= Whale Research Group =

The Whale Research Group was a research group focused on the problem of whale collisions with inshore fishing gear off the coast of Newfoundland. The group was organized by Jon Lien in 1979 and was affiliated with the Biology and Psychology departments, the Naval Architectural Engineering department, and the Ocean Sciences Centre at the Memorial University of Newfoundland. The group completed many studies to develop ways of reducing conflict between the whales and fishermen, including determining the extent of the damage to gear and whales caused by collisions, assessing fishermen's opinions on the issue, studying the causes of the collisions, developing ways to release entangled whales from gear, and designing alarms to alert whales of nearby fishing gear. The group's research on protecting different species of marine mammals from entrapment in fishing gear has been relied on by many scientists, researchers, fishermen, and other people who spend time on the ocean globally.

The group was active until 1998.

==History==

During the 1970s, both fishing efforts and whale presence, particularly humpbacks, around Newfoundland were rising dramatically. Between 1974 and 1978, whale sightings were up between 70% and 300% depending on location and species of whale, and the amount of fishing gear in the water was increased by 300%. Because of this, there was a large rise in the number of humpback collisions with fishing gear. The Whale Research Group was founded to create solutions to this problem affecting the livelihood of many fishermen.

==Whale rescue==
The Whale Research Group developed an Entrapment Assistance Program for fishermen to call if they encountered a whale tangled in their fishing gear. Lien and a group of staff would then travel to the scene, launch their zodiac, and remove all possible fishing gear from the whale. The group provided assistance year round, responding within 24 hours. They developed specialized tools and techniques for disentanglement. Some of the tools the group designed are catching grapnels to catch submerged lines or lines at a distance, cutting grapnels to catch and cut submerged lines or lines at a distance, and pipe knives, which are hook shaped knives which can be threaded onto a length of pipe to cut lines from a distance. All of the tools were developed to maximize the distance between the disentanglement team and the animal. Mortality rates of humpback whales entrapped in fishing gear dropped from as high as 50% to around 7% as a result of the program.

Releasing the whale as soon as possible after it gets entangled is essential to minimize damage to fishing gear, the whale, and downtime for fishermen. So the problem with having a single entrapment assistance program was that it needed to travel to the site of the entrapment, costing valuable time. Because of this, the Whale Research Group began training fishermen to release whales, giving them the tools necessary to do so.

Jon Lien and the Whale Research Group saved over 500 marine animals from entanglements, including a very significant number of the endangered North-Atlantic population of humpback whales.

Currently, marine animal release in Newfoundland has been performed by the independent Whale Release and Strandings group led by Wayne Ledwell and Julie Huntington. Since 2001, they have provided help to over 800 fishing communities for all of Newfoundland's 17,000 km coast, handling all strandings of marine mammals, and do education programs about whales. Both Ledwell and Huntington previously worked with the Whale Research Group.

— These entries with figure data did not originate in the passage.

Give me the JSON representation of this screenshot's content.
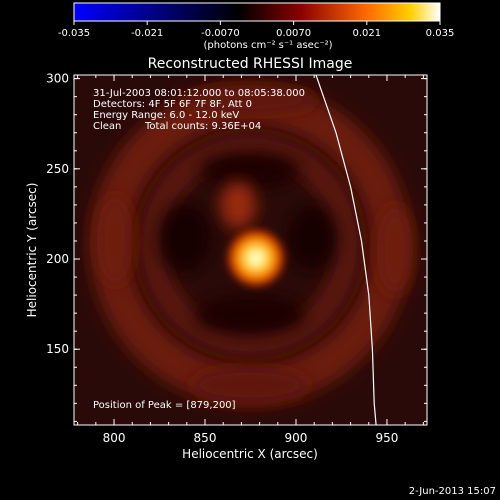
{
  "chart_data": {
    "type": "heatmap",
    "title": "Reconstructed RHESSI Image",
    "xlabel": "Heliocentric X (arcsec)",
    "ylabel": "Heliocentric Y (arcsec)",
    "xlim": [
      778,
      972
    ],
    "ylim": [
      108,
      302
    ],
    "x_ticks": [
      800,
      850,
      900,
      950
    ],
    "y_ticks": [
      150,
      200,
      250,
      300
    ],
    "colorbar": {
      "range": [
        -0.035,
        0.035
      ],
      "ticks": [
        "-0.035",
        "-0.021",
        "-0.0070",
        "0.0070",
        "0.021",
        "0.035"
      ],
      "unit_label": "(photons cm⁻² s⁻¹ asec⁻²)",
      "colors": [
        "#0000ff",
        "#000000",
        "#800000",
        "#ff8000",
        "#ffffff"
      ]
    },
    "annotations": {
      "time_range": "31-Jul-2003 08:01:12.000 to 08:05:38.000",
      "detectors": "Detectors: 4F 5F 6F 7F 8F, Att 0",
      "energy": "Energy Range: 6.0 - 12.0 keV",
      "clean_method": "Clean",
      "total_counts": "Total counts: 9.36E+04",
      "peak": "Position of Peak = [879,200]"
    },
    "peak_position": [
      879,
      200
    ],
    "limb_curve": [
      [
        911,
        302
      ],
      [
        922,
        270
      ],
      [
        930,
        240
      ],
      [
        936,
        210
      ],
      [
        940,
        180
      ],
      [
        942,
        150
      ],
      [
        943,
        120
      ],
      [
        944,
        108
      ]
    ],
    "footer": "2-Jun-2013 15:07"
  }
}
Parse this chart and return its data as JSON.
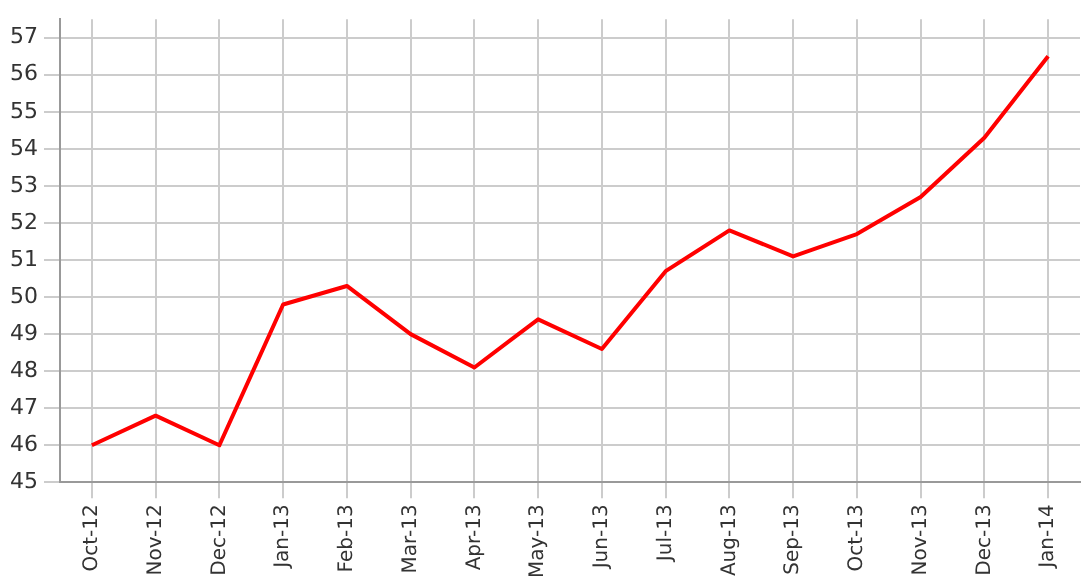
{
  "chart_data": {
    "type": "line",
    "categories": [
      "Oct-12",
      "Nov-12",
      "Dec-12",
      "Jan-13",
      "Feb-13",
      "Mar-13",
      "Apr-13",
      "May-13",
      "Jun-13",
      "Jul-13",
      "Aug-13",
      "Sep-13",
      "Oct-13",
      "Nov-13",
      "Dec-13",
      "Jan-14"
    ],
    "series": [
      {
        "color": "#ff0000",
        "values": [
          46.0,
          46.8,
          46.0,
          49.8,
          50.3,
          49.0,
          48.1,
          49.4,
          48.6,
          50.7,
          51.8,
          51.1,
          51.7,
          52.7,
          54.3,
          56.5
        ]
      }
    ],
    "ylim": [
      45,
      57.5
    ],
    "yticks": [
      45,
      46,
      47,
      48,
      49,
      50,
      51,
      52,
      53,
      54,
      55,
      56,
      57
    ],
    "grid": true,
    "marker": "none",
    "line_style": "solid",
    "legend": false
  }
}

==Fishing gear modifications==

The Whale Research Group studied the effects of making modifications to fishing gear and alarm devices which could be fitted to the gear to deter whales from approaching, while not affecting fishing success. A necessity for the device was that the cost had to be low enough that it was worthwhile compared to the repair cost of a collision with the gear. The group tested several different devices including some passive devices like air filled tubes which when secured to a codtrap leader would increase echo characteristics of the net, and visual discs, which would move around slightly with the current around the net to produce a flickering of light. The group also tested active high and low frequency pinger alarms and mechanical sound devices which could be secured to the net.

Lien worked with acoustical engineers at Memorial University of Newfoundland's Centre for Cold Ocean Resources Engineering to develop the Aqualert: a device which "emits an acoustic warning signal which can be detected by whales, porpoises and dolphins at ranges exceeding 1 km, alerting them to the presence of the fishing gear and allowing them to avoid becoming entrapped."